Outra coisa é que o que ele mais deseja na vida é ter um filho e que o seu maior medo é ver sua linhagem acabar ali. Ele acredita na vida e que o único dever de cada pessoa realmente é garantir que seu sangue continue na terra antes de partirem. Inclusive é notável um certo tormento em relação ao personagem. Dá pra sentir que ele vive em outra realidade, vaga pela madrugada, interage com outras pessoas de forma sarcástica e passa muito a essência de alguém entediado.
Tem uma cena que mostra muito bem esse tormento em que ele começa a gritar por Deus e o Diabo, a chamar a morte, a desafiá-los pedindo uma demonstração de que o sobrenatural existe. Mas não tem nenhuma resposta e você nota bem o quanto tudo parece incomodá-lo, o quanto ele corre contra o tempo para ter um herdeiro.
Outra coisa bacana é que o filme é bastante decente, tem uma ótima fotografia, e por essa eu não esperava.
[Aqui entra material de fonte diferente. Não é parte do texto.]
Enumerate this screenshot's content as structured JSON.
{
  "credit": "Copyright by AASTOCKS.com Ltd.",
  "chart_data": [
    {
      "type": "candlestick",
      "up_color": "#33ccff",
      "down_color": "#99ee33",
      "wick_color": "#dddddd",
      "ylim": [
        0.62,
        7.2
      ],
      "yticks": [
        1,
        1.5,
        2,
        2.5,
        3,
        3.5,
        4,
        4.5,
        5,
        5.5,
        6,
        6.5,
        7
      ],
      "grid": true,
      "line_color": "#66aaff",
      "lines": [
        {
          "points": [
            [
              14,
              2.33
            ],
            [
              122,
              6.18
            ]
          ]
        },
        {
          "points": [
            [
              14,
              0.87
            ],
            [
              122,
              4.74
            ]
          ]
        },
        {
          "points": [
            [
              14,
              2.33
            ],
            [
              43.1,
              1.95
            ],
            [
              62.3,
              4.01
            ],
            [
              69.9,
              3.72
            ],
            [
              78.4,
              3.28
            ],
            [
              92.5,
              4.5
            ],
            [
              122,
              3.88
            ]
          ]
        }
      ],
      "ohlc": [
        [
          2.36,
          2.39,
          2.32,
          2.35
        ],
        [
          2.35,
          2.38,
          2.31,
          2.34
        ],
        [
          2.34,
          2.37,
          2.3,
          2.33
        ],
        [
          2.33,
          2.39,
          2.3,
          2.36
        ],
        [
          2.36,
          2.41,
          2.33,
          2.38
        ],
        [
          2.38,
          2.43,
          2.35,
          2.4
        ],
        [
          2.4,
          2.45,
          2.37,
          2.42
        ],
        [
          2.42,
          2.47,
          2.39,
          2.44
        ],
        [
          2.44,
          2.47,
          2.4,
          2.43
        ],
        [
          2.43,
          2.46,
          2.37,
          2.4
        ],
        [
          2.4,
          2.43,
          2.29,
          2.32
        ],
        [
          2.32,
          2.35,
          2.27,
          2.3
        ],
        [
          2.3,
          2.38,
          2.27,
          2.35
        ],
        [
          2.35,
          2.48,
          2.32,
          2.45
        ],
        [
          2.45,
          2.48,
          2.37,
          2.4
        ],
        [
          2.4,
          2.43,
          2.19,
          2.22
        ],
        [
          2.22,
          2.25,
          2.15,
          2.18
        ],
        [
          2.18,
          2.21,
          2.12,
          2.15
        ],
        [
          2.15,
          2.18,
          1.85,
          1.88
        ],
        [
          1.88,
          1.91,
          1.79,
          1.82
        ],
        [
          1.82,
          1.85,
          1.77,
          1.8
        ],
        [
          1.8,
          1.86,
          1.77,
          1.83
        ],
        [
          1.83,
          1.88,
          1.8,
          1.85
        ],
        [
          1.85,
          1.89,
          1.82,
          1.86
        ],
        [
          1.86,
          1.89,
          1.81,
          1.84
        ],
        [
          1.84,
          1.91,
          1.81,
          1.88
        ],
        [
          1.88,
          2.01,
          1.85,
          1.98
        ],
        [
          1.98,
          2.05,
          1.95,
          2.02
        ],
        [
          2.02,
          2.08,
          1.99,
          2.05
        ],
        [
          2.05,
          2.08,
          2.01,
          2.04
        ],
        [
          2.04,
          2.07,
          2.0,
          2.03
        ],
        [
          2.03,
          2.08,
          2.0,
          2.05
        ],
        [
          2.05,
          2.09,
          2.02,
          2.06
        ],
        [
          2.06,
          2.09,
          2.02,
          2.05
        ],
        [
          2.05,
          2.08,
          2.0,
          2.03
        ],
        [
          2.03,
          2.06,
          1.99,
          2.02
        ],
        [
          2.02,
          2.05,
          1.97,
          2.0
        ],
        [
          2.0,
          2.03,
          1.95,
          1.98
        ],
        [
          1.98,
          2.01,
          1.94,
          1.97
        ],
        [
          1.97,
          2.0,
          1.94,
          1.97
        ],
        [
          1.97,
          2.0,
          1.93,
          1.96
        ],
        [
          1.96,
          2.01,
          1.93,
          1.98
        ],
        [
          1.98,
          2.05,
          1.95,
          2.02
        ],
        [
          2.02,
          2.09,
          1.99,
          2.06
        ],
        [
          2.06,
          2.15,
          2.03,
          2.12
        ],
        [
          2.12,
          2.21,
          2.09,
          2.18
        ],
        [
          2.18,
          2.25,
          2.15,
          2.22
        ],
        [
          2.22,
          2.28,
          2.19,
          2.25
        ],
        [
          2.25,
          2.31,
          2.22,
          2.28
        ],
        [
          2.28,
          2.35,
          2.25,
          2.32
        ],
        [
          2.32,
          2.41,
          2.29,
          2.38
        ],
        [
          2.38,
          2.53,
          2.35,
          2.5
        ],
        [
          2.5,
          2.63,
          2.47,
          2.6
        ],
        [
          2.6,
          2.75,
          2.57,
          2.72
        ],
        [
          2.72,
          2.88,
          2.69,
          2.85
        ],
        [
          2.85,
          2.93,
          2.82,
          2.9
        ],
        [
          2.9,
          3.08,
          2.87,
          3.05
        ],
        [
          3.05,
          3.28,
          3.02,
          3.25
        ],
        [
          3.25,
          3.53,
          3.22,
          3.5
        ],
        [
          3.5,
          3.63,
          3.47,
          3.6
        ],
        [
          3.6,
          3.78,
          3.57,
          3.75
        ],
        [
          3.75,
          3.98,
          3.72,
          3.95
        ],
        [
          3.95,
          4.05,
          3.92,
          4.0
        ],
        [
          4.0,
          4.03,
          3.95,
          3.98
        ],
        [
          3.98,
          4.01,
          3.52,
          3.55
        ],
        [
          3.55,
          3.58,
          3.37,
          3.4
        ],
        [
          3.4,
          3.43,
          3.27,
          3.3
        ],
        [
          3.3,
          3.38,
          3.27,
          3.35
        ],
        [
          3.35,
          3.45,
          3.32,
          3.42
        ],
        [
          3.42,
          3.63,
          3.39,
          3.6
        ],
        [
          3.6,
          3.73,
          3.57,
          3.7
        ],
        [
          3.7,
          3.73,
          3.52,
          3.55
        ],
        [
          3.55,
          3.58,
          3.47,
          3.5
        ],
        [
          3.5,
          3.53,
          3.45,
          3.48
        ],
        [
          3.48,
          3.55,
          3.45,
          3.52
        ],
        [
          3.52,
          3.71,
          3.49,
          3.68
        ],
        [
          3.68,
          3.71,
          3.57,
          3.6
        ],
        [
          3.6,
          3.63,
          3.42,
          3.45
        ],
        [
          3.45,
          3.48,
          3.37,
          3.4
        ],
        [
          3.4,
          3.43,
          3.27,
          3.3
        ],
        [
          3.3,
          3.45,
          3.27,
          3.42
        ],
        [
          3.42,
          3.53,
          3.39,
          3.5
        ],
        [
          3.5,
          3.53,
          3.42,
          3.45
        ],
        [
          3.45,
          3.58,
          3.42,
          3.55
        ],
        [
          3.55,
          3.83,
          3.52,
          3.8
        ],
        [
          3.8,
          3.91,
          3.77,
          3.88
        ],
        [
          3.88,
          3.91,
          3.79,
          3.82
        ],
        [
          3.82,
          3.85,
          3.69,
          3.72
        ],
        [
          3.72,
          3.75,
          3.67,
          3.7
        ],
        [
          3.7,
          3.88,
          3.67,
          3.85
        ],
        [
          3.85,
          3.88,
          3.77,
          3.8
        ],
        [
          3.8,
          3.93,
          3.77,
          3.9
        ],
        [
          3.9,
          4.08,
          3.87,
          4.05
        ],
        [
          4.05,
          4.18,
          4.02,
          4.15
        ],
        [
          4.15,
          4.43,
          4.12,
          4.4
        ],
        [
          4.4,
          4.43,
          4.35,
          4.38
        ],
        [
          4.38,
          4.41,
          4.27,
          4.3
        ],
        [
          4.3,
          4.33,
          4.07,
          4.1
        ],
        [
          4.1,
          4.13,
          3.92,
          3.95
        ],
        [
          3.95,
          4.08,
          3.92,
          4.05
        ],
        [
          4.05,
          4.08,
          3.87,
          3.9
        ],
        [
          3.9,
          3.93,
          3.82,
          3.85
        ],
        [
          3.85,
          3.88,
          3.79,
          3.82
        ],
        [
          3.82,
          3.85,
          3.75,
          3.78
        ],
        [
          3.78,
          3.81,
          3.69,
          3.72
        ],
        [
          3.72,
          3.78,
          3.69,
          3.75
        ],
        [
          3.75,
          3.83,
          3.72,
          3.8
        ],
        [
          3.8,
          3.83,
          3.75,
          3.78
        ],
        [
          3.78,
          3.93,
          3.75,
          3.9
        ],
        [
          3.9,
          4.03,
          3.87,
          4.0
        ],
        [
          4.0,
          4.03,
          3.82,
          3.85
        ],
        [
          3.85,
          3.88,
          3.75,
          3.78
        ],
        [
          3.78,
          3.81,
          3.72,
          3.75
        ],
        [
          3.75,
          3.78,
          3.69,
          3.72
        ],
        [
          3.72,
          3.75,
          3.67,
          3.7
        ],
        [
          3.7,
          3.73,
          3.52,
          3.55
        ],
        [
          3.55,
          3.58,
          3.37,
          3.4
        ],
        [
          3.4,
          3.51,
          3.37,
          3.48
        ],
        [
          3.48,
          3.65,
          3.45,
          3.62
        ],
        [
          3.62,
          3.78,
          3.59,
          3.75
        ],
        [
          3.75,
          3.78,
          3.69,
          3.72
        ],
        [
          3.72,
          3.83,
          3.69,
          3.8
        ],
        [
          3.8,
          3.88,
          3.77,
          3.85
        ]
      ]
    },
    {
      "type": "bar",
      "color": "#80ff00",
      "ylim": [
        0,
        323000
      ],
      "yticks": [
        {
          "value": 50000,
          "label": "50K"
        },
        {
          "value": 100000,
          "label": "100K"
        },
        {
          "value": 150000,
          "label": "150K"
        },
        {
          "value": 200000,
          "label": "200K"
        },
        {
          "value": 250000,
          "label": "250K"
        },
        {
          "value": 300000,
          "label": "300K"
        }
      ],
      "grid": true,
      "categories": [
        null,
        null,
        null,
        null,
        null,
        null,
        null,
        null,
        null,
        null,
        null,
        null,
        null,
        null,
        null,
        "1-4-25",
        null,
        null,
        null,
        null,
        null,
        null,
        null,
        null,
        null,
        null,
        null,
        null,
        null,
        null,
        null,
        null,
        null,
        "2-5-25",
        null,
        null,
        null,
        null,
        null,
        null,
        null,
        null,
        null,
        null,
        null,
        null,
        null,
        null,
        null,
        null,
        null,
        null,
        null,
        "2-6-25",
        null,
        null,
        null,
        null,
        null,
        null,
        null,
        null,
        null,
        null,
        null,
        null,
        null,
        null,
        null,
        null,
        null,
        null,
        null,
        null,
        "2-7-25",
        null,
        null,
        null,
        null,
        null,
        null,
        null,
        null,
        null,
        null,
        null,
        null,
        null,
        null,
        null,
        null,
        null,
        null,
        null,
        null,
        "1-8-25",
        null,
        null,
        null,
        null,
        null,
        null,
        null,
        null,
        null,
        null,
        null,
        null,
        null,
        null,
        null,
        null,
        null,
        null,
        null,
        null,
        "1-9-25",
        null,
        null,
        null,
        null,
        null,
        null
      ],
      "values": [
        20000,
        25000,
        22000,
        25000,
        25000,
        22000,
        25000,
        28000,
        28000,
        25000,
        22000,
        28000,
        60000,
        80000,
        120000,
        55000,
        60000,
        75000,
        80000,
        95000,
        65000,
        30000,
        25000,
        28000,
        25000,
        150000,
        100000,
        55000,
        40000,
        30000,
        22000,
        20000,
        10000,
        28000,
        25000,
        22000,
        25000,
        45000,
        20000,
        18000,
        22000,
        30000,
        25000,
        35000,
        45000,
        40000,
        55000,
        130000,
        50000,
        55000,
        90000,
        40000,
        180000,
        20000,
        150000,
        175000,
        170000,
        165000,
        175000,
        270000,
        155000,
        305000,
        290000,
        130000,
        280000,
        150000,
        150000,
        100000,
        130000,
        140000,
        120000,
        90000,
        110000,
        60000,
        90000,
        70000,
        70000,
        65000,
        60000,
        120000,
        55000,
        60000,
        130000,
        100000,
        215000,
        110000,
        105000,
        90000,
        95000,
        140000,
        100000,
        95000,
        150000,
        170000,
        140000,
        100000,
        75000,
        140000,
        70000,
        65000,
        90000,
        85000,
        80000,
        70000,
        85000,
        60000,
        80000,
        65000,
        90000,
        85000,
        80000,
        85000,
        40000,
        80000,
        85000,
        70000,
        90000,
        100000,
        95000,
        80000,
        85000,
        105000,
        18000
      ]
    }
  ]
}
As cenas em que aparecem o Zé parado com aquela ventania em suas roupas em um cemitério dão um baita de um ar macabro. E o clima pesado de blasfêmia cometido pelo personagem com certeza incomodou as pessoas da época.
Acredito que deve ter dado muitos pesadelos no público daquele tempo, a começar pelo início em que uma bruxa aparece amaldiçoando quem assiste e falando sobre o conteúdo obscuro que tem no filme, e também dizendo que quando saírem do cinema, e passarem por locais escuros, é para lembrar dos espíritos que vagam pela noite.
Gostei muito de como usaram efeitos especiais. Embora a maioria do filme seja a história de um cara que vive uma vida de forma extremamente intensa e sombria, existem efeitos interessantes, que para um filme em preto e branco acho sempre lindo de se ver, afinal de contas não tinham computadores disponíveis na época, então normalmente essas coisas eram aplicadas com um trabalho direto na película.
Enfim, o protagonista, roteirista e diretor do filme José Mojica Marins, disse que o personagem surgiu de um pesadelo que ele teve sendo arrastado para o inferno e na época procurou um ator que quisesse fazer, mas ninguém aceitou e o ator Milton Ribeiro chegou a dizer "Eu não vou cair no ridículo de fazer um papel desses!" e no fim das contas o próprio diretor teve que interpretar o personagem e o eternizou. Ele faleceu em fevereiro de 2020, mas impregnou o Zé do Caixão na cultura brasileira, e inclusive chegou a ser conhecido lá fora pelo nome de Coffin Joe.